We carry on to Bayon Temple, which has more stone-carved storylines of battles and myths, dozens of huge, smiling Buddha faces on columns and about two hundred Chinese tourists. Then it’s the very cool Ta Phrom Temple, which was used as one of the locations when parts of Tomb Raider were filmed here. This temple is unique, as a lack of restoration and human interference has allowed it to remain in almost the same condition as when it was discovered. The surrounding jungle has encroached and taken over, with massive silk-cotton trees and strangler figs growing straight through the roofs of some buildings. Enormous gnarled tree roots twist and crawl over the ruins below, appearing to strangle them like giant, woody constrictor snakes. Visually, the place is astonishing, but the scrum of tourists queuing for pictures makes it hard work.

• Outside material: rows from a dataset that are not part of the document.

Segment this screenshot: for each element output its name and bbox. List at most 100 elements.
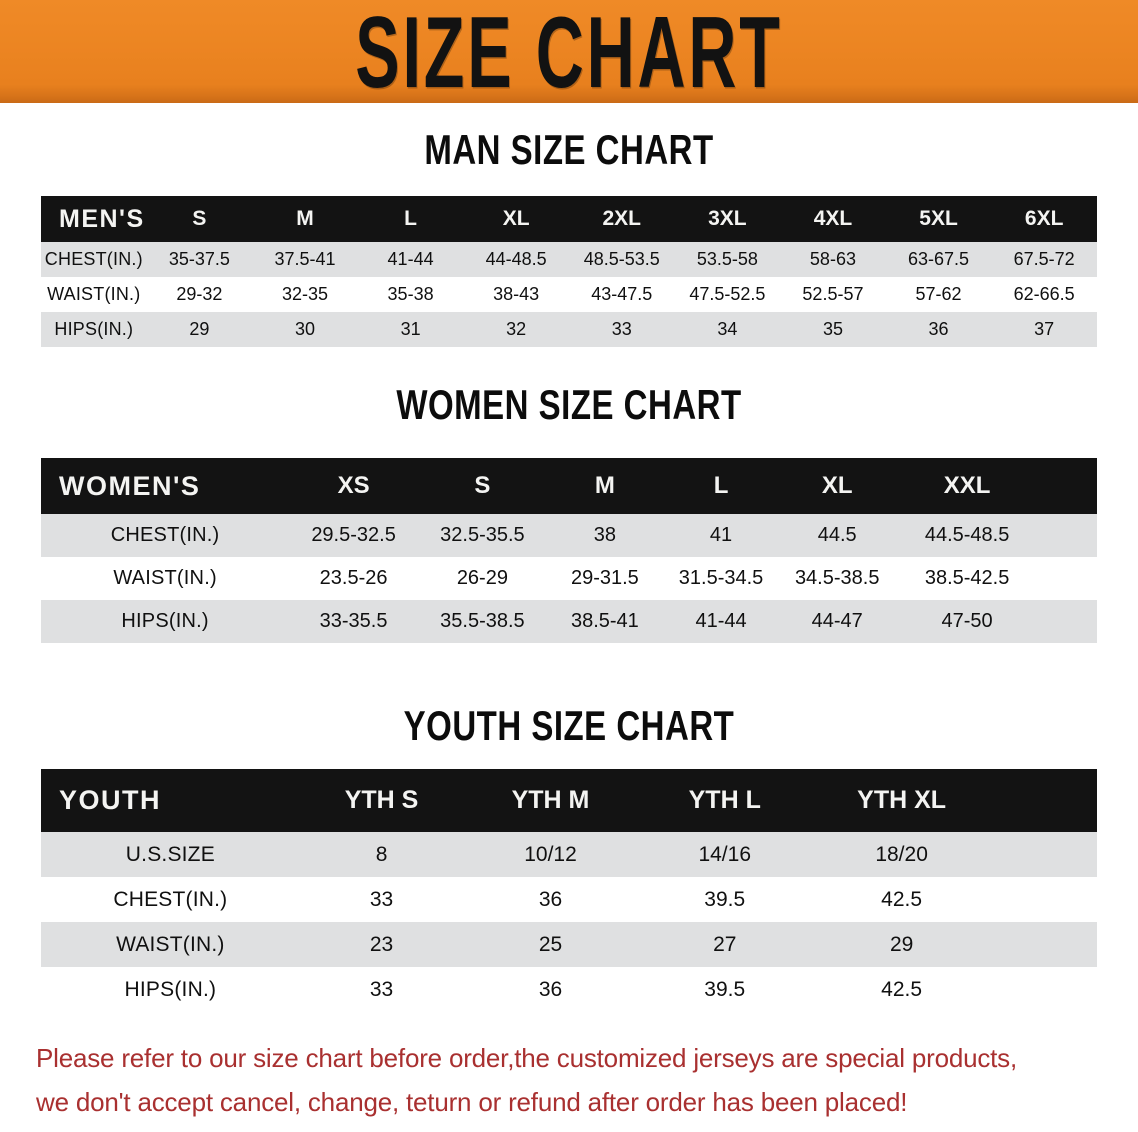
youth-hips-xl: 42.5	[811, 967, 992, 1012]
men-row-label-waist: WAIST(IN.)	[41, 277, 147, 312]
men-hips-3xl: 34	[674, 312, 781, 347]
youth-row-label-chest: CHEST(IN.)	[41, 877, 300, 922]
youth-row-label-us-size: U.S.SIZE	[41, 832, 300, 877]
women-row-label-chest: CHEST(IN.)	[41, 514, 290, 557]
order-policy-note: Please refer to our size chart before or…	[36, 1036, 1102, 1124]
youth-hips-s: 33	[299, 967, 464, 1012]
men-hips-5xl: 36	[885, 312, 992, 347]
men-size-col-s: S	[146, 196, 253, 242]
youth-table-header: YOUTH YTH S YTH M YTH L YTH XL	[41, 769, 1097, 832]
youth-us-size-s: 8	[299, 832, 464, 877]
women-chest-m: 38	[546, 514, 663, 557]
women-waist-filler	[1038, 557, 1097, 600]
men-row-label-chest: CHEST(IN.)	[41, 242, 147, 277]
men-chest-2xl: 48.5-53.5	[568, 242, 675, 277]
youth-chest-m: 36	[463, 877, 638, 922]
men-hips-4xl: 35	[780, 312, 886, 347]
youth-size-col-l: YTH L	[637, 769, 812, 832]
women-hips-filler	[1038, 600, 1097, 643]
men-size-col-3xl: 3XL	[674, 196, 781, 242]
page-banner: SIZE CHART	[0, 0, 1138, 103]
women-waist-l: 31.5-34.5	[662, 557, 780, 600]
men-corner-label: MEN'S	[41, 196, 147, 242]
women-size-table: WOMEN'S XS S M L XL XXL CHEST(IN.) 29.5-…	[41, 458, 1097, 643]
youth-chest-l: 39.5	[637, 877, 812, 922]
men-chest-s: 35-37.5	[146, 242, 253, 277]
men-chest-5xl: 63-67.5	[885, 242, 992, 277]
men-hips-s: 29	[146, 312, 253, 347]
women-hips-m: 38.5-41	[546, 600, 663, 643]
women-row-label-waist: WAIST(IN.)	[41, 557, 290, 600]
men-hips-m: 30	[252, 312, 358, 347]
women-size-col-s: S	[417, 458, 547, 514]
women-waist-xs: 23.5-26	[289, 557, 418, 600]
youth-size-col-m: YTH M	[463, 769, 638, 832]
women-chest-xxl: 44.5-48.5	[895, 514, 1039, 557]
women-chest-filler	[1038, 514, 1097, 557]
women-hips-xs: 33-35.5	[289, 600, 418, 643]
men-table-header: MEN'S S M L XL 2XL 3XL 4XL 5XL 6XL	[41, 196, 1097, 242]
table-row: HIPS(IN.) 29 30 31 32 33 34 35 36 37	[41, 312, 1097, 347]
men-row-label-hips: HIPS(IN.)	[41, 312, 147, 347]
men-hips-l: 31	[357, 312, 464, 347]
women-size-col-xs: XS	[289, 458, 418, 514]
youth-us-size-m: 10/12	[463, 832, 638, 877]
men-waist-6xl: 62-66.5	[991, 277, 1097, 312]
section-title-youth: YOUTH SIZE CHART	[403, 702, 735, 749]
men-waist-2xl: 43-47.5	[568, 277, 675, 312]
table-row: HIPS(IN.) 33 36 39.5 42.5	[41, 967, 1097, 1012]
youth-row-label-hips: HIPS(IN.)	[41, 967, 300, 1012]
section-title-man: MAN SIZE CHART	[424, 126, 714, 173]
men-waist-xl: 38-43	[463, 277, 569, 312]
youth-us-size-xl: 18/20	[811, 832, 992, 877]
youth-us-size-filler	[991, 832, 1097, 877]
youth-waist-l: 27	[637, 922, 812, 967]
men-size-col-4xl: 4XL	[780, 196, 886, 242]
men-table-body: CHEST(IN.) 35-37.5 37.5-41 41-44 44-48.5…	[41, 242, 1097, 347]
men-chest-m: 37.5-41	[252, 242, 358, 277]
men-header-row: MEN'S S M L XL 2XL 3XL 4XL 5XL 6XL	[41, 196, 1097, 242]
youth-chest-xl: 42.5	[811, 877, 992, 922]
order-policy-note-line-2: we don't accept cancel, change, teturn o…	[36, 1087, 908, 1117]
youth-chest-filler	[991, 877, 1097, 922]
men-waist-5xl: 57-62	[885, 277, 992, 312]
section-title-women: WOMEN SIZE CHART	[396, 381, 742, 428]
youth-row-label-waist: WAIST(IN.)	[41, 922, 300, 967]
men-chest-l: 41-44	[357, 242, 464, 277]
table-row: HIPS(IN.) 33-35.5 35.5-38.5 38.5-41 41-4…	[41, 600, 1097, 643]
men-hips-6xl: 37	[991, 312, 1097, 347]
men-hips-xl: 32	[463, 312, 569, 347]
youth-size-col-xl: YTH XL	[811, 769, 992, 832]
women-chest-xl: 44.5	[779, 514, 896, 557]
order-policy-note-line-1: Please refer to our size chart before or…	[36, 1043, 1018, 1073]
youth-hips-m: 36	[463, 967, 638, 1012]
men-size-col-5xl: 5XL	[885, 196, 992, 242]
youth-header-filler	[991, 769, 1097, 832]
women-chest-xs: 29.5-32.5	[289, 514, 418, 557]
women-chest-s: 32.5-35.5	[417, 514, 547, 557]
women-waist-xxl: 38.5-42.5	[895, 557, 1039, 600]
men-size-col-m: M	[252, 196, 358, 242]
youth-hips-filler	[991, 967, 1097, 1012]
women-hips-s: 35.5-38.5	[417, 600, 547, 643]
youth-size-table: YOUTH YTH S YTH M YTH L YTH XL U.S.SIZE …	[41, 769, 1097, 1012]
men-waist-3xl: 47.5-52.5	[674, 277, 781, 312]
table-row: CHEST(IN.) 29.5-32.5 32.5-35.5 38 41 44.…	[41, 514, 1097, 557]
men-size-col-6xl: 6XL	[991, 196, 1097, 242]
men-waist-m: 32-35	[252, 277, 358, 312]
women-corner-label: WOMEN'S	[41, 458, 290, 514]
women-hips-xl: 44-47	[779, 600, 896, 643]
women-row-label-hips: HIPS(IN.)	[41, 600, 290, 643]
table-row: WAIST(IN.) 23 25 27 29	[41, 922, 1097, 967]
women-header-filler	[1038, 458, 1097, 514]
women-table-body: CHEST(IN.) 29.5-32.5 32.5-35.5 38 41 44.…	[41, 514, 1097, 643]
youth-chest-s: 33	[299, 877, 464, 922]
youth-size-col-s: YTH S	[299, 769, 464, 832]
youth-hips-l: 39.5	[637, 967, 812, 1012]
men-size-table: MEN'S S M L XL 2XL 3XL 4XL 5XL 6XL CHEST…	[41, 196, 1097, 347]
women-hips-l: 41-44	[662, 600, 780, 643]
men-chest-4xl: 58-63	[780, 242, 886, 277]
men-size-col-l: L	[357, 196, 464, 242]
youth-waist-filler	[991, 922, 1097, 967]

We head off for lunch, with me treating Seth again and opting for a mild fish curry served in a coconut. Over food, he tells me that Cambodia was actually bombed far more than Vietnam during the ‘Vietnam’ War. He and his friends would find mortar shells and grenades as kids, with one friend losing a finger after playing with a grenade that exploded. He then tells me his older brother was once kidnapped by the Khmer Rouge and forced to train with them, before escaping and making his way back home. I’m not sure whether to believe him, but then I reason that most stories from the Khmer Rouge era seem scarcely believable nowadays.

There are a couple of more temple stops on the way back, although I’m getting a bit templed-out by now. They all seem to pale in comparison after seeing Angkor Wat and Ta Phrom. On our return we stop alongside the moat that surrounds Angkor Wat, where Seth gives me a few more interesting snippets of information. I’m told that the moat used to contain crocodiles as a defence measure, and that if it ever dries up there’s a chance the Angkor Wat temple may collapse one day. Apparently the temple site is built on sandy ground that is kept damp by underground water wells. Now, with Siem Reap continually growing and attracting more tourists, there are many more new hotels and businesses that require access to water. All these new consumers then drill bores to tap into this underground water source. It’s ironic that the town has grown so much because of Angkor Wat, yet catering for all these tourists may end up damaging this crown-jewel of temples.

It’s roasting by mid-afternoon back at the guesthouse, so I have a swim and relax by the backyard pool. It never occurred to me until today that this swimming pool is probably using underground water that helps support Angkor Wat. I should feel slightly guilty, but I guess that Siem Reap wants to keep getting busier and busier as Cambodia becomes more accessible to mass tourism. I’m glad I got to see Angkor Wat now, before the town becomes even more stupidly crowded than it already is. It’s one of those places that would have been great to visit twenty years ago, just after Cambodia opened up to the world again. In the late nineties only 7,500 hardy travellers would come to Angkor Wat. Today that number has grown to over two million visitors each year. That’s a crazy transformation. It’s been a good few days though, despite the tourists, and great to see another ‘bucket list’ destination. Tomorrow it’s back to Phnom Penh and back on my bike.